May 5, 2020, Dharma Talk, Bill Cooper, Bellevue WA
In Stephen and Martine Batchelor’s new book there is this quote by Dahui:
“The one who can recognize dim and dull is definitely not dim and dull.” What do you think about this? Even better, can you just see the point?
Here we have Buddhism, or at least Zen, in its completeness. We are encouraged not to get lost in self judgement, or any thought, dim or dull, but to come back to the practice of mindfulness, being aware.
Aware of what? One could answer the present moment. OK, and how do we do this? Mindfulness is linked to states of recollection and remembering, but not necessarily of past events. I believe this teaching encourages us to remember the present moment, to recall our practice of mindfulness, and to do it in the present.
This is not my teaching, or interpretation. It’s stated throughout Buddhist texts, oftentimes as, seeing, hearing, smelling, tasting, touching and thinking. In contemporary teachers I find it in writings of Ajahn Sumedho, most recently in his book “Don’t Take Your Life Personally.” Here is some of what he has to say:
I encourage you therefore to trust in the awareness of the present and to carry it through by really working at it, by really questioning. When you start thinking about yourself…notice that it is a mental state you are creating and then notice simply that it is ‘like this.’
It isn’t a question of denying those things [our thoughts] but you will no longer identify or attach to them; you will rather recognize that it is ‘like this.’ 
(I have to qualify this last sentence. We may occasionally recognize or be able to see that it is ‘like this,’ but it won’t become a permanent mental state– that would in fact violate the Buddhist teaching of impermanence.)

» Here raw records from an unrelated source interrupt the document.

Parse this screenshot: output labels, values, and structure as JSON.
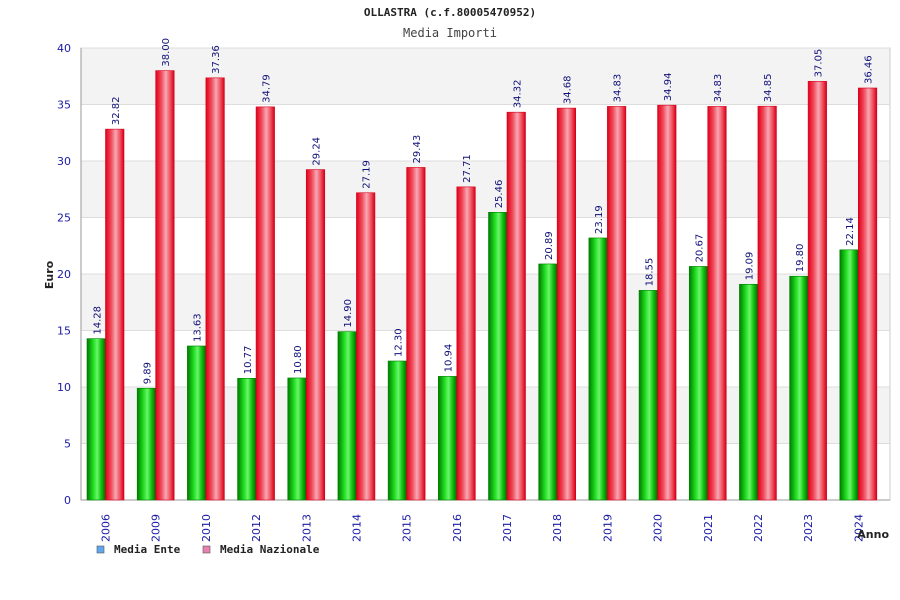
{
  "chart_data": {
    "type": "bar",
    "title": "OLLASTRA (c.f.80005470952)",
    "subtitle": "Media Importi",
    "xlabel": "Anno",
    "ylabel": "Euro",
    "ylim": [
      0,
      40
    ],
    "yticks": [
      0,
      5,
      10,
      15,
      20,
      25,
      30,
      35,
      40
    ],
    "grid": true,
    "legend_position": "bottom-left",
    "categories": [
      "2006",
      "2009",
      "2010",
      "2012",
      "2013",
      "2014",
      "2015",
      "2016",
      "2017",
      "2018",
      "2019",
      "2020",
      "2021",
      "2022",
      "2023",
      "2024"
    ],
    "series": [
      {
        "name": "Media Ente",
        "color": "#00a000",
        "legend_color": "#5fa8f0",
        "values": [
          14.28,
          9.89,
          13.63,
          10.77,
          10.8,
          14.9,
          12.3,
          10.94,
          25.46,
          20.89,
          23.19,
          18.55,
          20.67,
          19.09,
          19.8,
          22.14
        ],
        "labels": [
          "14.28",
          "9.89",
          "13.63",
          "10.77",
          "10.80",
          "14.90",
          "12.30",
          "10.94",
          "25.46",
          "20.89",
          "23.19",
          "18.55",
          "20.67",
          "19.09",
          "19.80",
          "22.14"
        ]
      },
      {
        "name": "Media Nazionale",
        "color": "#e8001c",
        "legend_color": "#e880b0",
        "values": [
          32.82,
          38.0,
          37.36,
          34.79,
          29.24,
          27.19,
          29.43,
          27.71,
          34.32,
          34.68,
          34.83,
          34.94,
          34.83,
          34.85,
          37.05,
          36.46
        ],
        "labels": [
          "32.82",
          "38.00",
          "37.36",
          "34.79",
          "29.24",
          "27.19",
          "29.43",
          "27.71",
          "34.32",
          "34.68",
          "34.83",
          "34.94",
          "34.83",
          "34.85",
          "37.05",
          "36.46"
        ]
      }
    ]
  }
}
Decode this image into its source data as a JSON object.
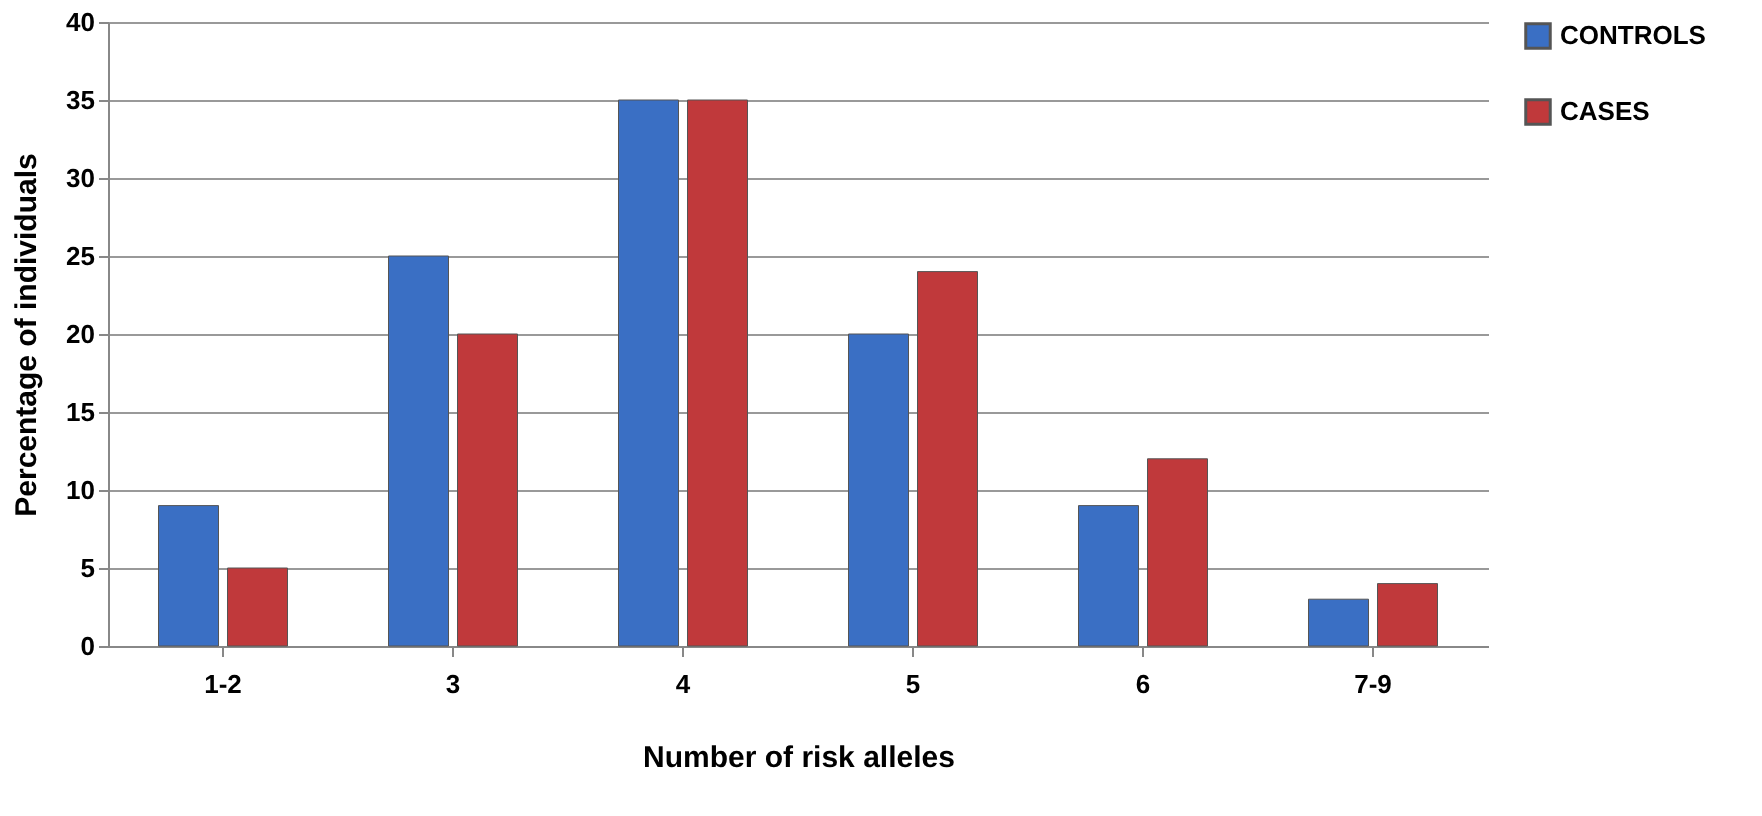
{
  "chart_data": {
    "type": "bar",
    "xlabel": "Number of risk alleles",
    "ylabel": "Percentage of individuals",
    "categories": [
      "1-2",
      "3",
      "4",
      "5",
      "6",
      "7-9"
    ],
    "series": [
      {
        "name": "CONTROLS",
        "color": "#3a6fc4",
        "values": [
          9,
          25,
          35,
          20,
          9,
          3
        ]
      },
      {
        "name": "CASES",
        "color": "#c0393b",
        "values": [
          5,
          20,
          35,
          24,
          12,
          4
        ]
      }
    ],
    "ylim": [
      0,
      40
    ],
    "yticks": [
      0,
      5,
      10,
      15,
      20,
      25,
      30,
      35,
      40
    ],
    "grid": "y",
    "legend": "right"
  }
}
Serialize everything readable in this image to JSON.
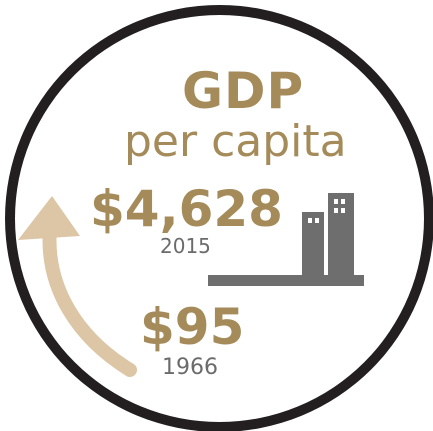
{
  "colors": {
    "gold": "#a58b5a",
    "arrow": "#dcc6a6",
    "building": "#6e6e6e",
    "ring": "#231f20",
    "year_text": "#6b6b6b"
  },
  "title": {
    "main": "GDP",
    "sub": "per capita"
  },
  "high": {
    "value": "$4,628",
    "year": "2015"
  },
  "low": {
    "value": "$95",
    "year": "1966"
  },
  "icons": {
    "growth_arrow": "curved-up-arrow-icon",
    "buildings": "buildings-icon"
  }
}
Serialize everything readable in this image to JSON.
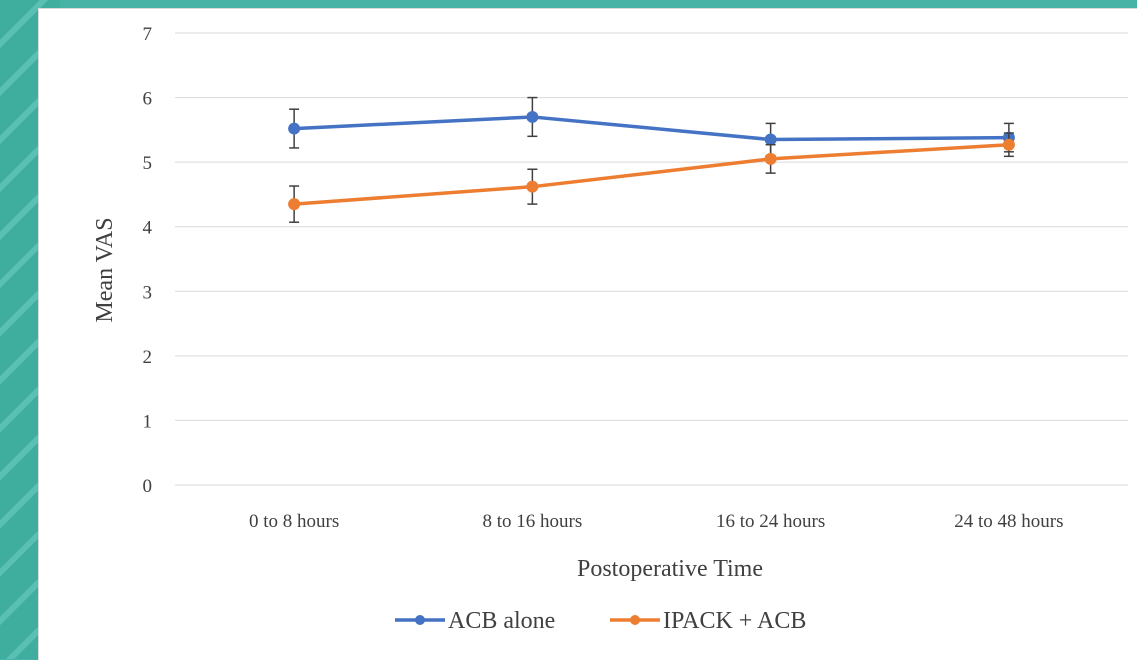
{
  "chart_data": {
    "type": "line",
    "title": "",
    "xlabel": "Postoperative Time",
    "ylabel": "Mean VAS",
    "ylim": [
      0,
      7
    ],
    "yticks": [
      "0",
      "1",
      "2",
      "3",
      "4",
      "5",
      "6",
      "7"
    ],
    "categories": [
      "0 to 8 hours",
      "8 to 16 hours",
      "16 to 24 hours",
      "24 to 48 hours"
    ],
    "grid": true,
    "legend_position": "bottom",
    "series": [
      {
        "name": "ACB alone",
        "color": "#4472c4",
        "values": [
          5.52,
          5.7,
          5.35,
          5.38
        ],
        "error": [
          0.3,
          0.3,
          0.25,
          0.22
        ]
      },
      {
        "name": "IPACK + ACB",
        "color": "#ed7d31",
        "values": [
          4.35,
          4.62,
          5.05,
          5.27
        ],
        "error": [
          0.28,
          0.27,
          0.22,
          0.18
        ]
      }
    ]
  }
}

So, please don’t look for a big experience in your practice or something confirming how wonderful or enlightened you are. Those are daydreams. Mindfulness is the practice of remembering to be aware of what’s in front of us, and fortunately, it’s ordinary and always here. It’s like this.
 What is This?, Batchelor, Martine and Stephen, Tuwhiri, May, 2019, p. 108.
 Don’t Take Your Life Personally, Sumedho, Ajahn, Buddhist Publishing Group, 2010, p. 88.